The hunter seemed to cogitate on how he was to effect this purpose.
“’Taint no good expektin’ him to help think it out,” he continued looking at the Galwegian, who was busy talking to Tara. “The dumb brute hev more sense than he. Neer a mind. I’d make him take his full share o’ the carryin’ when it kum to thet. How air it to be done? We must git him on a streetcher. That I reck’n we kin make out o’ a kupple o’ poles an the cloak; or wi’ the blanket Pheelum fetch’d from the shanty. Ye-es! a streetcher. That’s the eydentikul eyedee.”
The Connemara man was now summoned to lend assistance. Two saplings of at least ten feet in length were cut from the chapparal, and trimmed clear of twigs. Two shorter ones were also selected, and lashed crosswise over the first; and upon these there spread, first the serapé, and afterwards the cloak, to give greater strength.
In this way a rude stretcher was constructed, capable of carrying either an invalid or an inebriate.
In the mode of using it, it more resembled the latter than the former: since he who was to be borne upon it, again deliriously raging, had to be strapped to the trestles!
Unlike the ordinary stretcher, it was not carried between two men; but a man and a mare — the mare at the head, the man bearing behind.
It was he of Connemara who completed the ill-matched team. The old hunter had kept his promise, that Phelim should “take his full share o’ the carryin’, when it kum to thet.”
He was taking it, or rather getting it — Zeb having appointed himself to the easier post of conductor.

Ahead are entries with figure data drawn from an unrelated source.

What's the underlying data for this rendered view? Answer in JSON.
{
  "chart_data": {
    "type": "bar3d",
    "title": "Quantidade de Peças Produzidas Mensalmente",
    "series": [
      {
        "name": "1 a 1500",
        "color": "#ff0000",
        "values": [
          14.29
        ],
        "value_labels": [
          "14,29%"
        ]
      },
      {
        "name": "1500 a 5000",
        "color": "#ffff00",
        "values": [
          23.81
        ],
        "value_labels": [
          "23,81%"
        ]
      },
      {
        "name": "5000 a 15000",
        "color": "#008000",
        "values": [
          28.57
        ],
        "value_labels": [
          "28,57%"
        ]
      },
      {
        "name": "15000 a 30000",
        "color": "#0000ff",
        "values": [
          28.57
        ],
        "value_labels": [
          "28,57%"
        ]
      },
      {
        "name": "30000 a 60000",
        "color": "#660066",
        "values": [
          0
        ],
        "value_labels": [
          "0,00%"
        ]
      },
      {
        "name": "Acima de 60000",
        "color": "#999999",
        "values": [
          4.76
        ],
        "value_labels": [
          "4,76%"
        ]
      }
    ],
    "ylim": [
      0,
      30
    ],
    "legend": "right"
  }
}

The idea was not altogether original. It was a rude copy from the Mexican litera, which in Southern Texas Zeb may have seen — differing from the latter only in being without screen, and instead of two mules, having for its atelage a mare and a man!
In this improvised palanquin was Maurice Gerald transported to his dwelling.

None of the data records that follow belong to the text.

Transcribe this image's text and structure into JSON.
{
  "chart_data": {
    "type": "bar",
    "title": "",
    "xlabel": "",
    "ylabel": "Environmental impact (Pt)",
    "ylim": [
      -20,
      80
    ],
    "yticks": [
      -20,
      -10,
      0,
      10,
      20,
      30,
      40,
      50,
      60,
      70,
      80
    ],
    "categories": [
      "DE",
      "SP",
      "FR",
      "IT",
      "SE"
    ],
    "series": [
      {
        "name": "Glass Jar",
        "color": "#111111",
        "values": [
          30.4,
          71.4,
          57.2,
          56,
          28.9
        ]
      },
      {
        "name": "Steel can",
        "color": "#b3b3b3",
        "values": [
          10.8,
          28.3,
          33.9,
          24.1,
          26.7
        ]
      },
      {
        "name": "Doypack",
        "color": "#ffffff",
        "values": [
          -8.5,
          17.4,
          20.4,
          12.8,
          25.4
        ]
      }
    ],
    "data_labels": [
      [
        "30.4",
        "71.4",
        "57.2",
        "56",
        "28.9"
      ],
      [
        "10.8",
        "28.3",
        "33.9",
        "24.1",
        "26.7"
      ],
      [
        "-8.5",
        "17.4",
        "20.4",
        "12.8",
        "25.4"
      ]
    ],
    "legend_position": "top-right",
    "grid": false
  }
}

It was night when the grotesque-looking group arrived at the locale.
In strong but tender arms the wounded man was transferred from the stretcher to the skin couch, on which he had been accustomed to repose.

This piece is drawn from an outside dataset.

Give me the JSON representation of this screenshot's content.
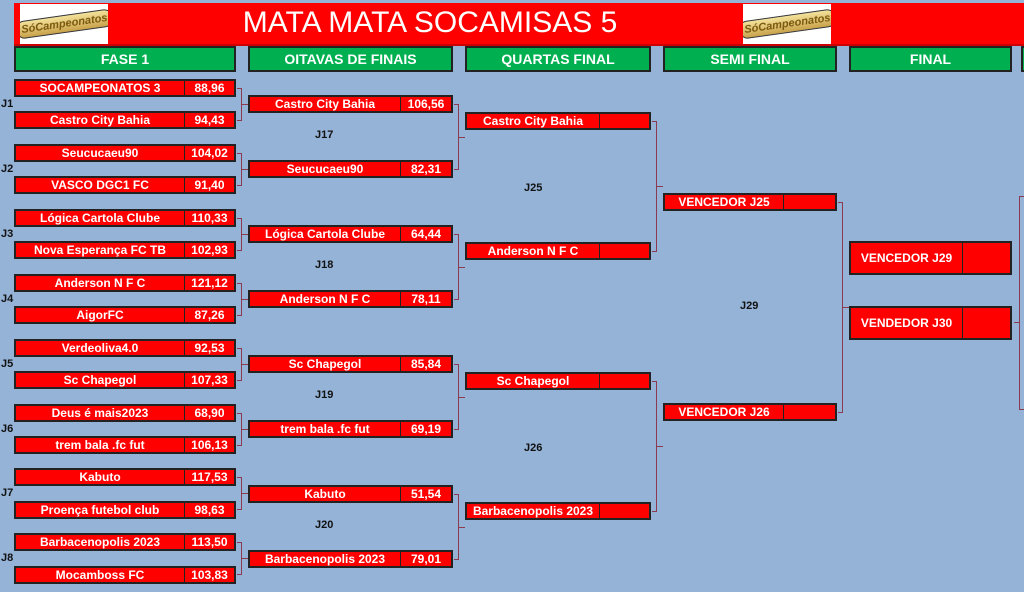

He was unconscious of where he was, and knew not the friendly faces bending over him. His thoughts were still astray, though no longer exciting him to violent action. He was experiencing an interval of calm.
He was not silent; though he made no reply to the kind questions addressed to him, or only answered them with an inconsequence that might have provoked mirth. But there were wild words upon his lips that forbade it — suggesting only serious thoughts.
His wounds received such rude dressing as his companions were capable of administering to them; and nothing more could be done but await the return of day.
Phelim went to sleep upon his shake-down; while the other sate up to keep watch by the bedside of the sufferer.
It was not from any unfaithfulness on the part of the foster-brother, that he seemed thus to disregard his duty; but simply because Zeb had requested him to lie down — telling him there was no occasion for both to remain awake.
The old hunter had his reasons. He did not desire that those wild words should be heard even by Phelim. Better he should listen to them alone.
And alone he sate listening to them — throughout the live-long night.
He heard speeches that surprised him, and names that did not. He was not surprised to hear the name “Louise” often repeated, and coupled with fervent protestations of love.
But there was another name also often pronounced — with speeches less pleasant to his ear.
It was the name of Louise’s brother.
The speeches were disjointed — incongruous, and almost unintelligible.
Comparing one with the other, however, and assisted by the circumstances already known to him, before the morning light had entered the jacalé, Zeb Stump had come to the conclusion: that Henry Poindexter was no longer a living man!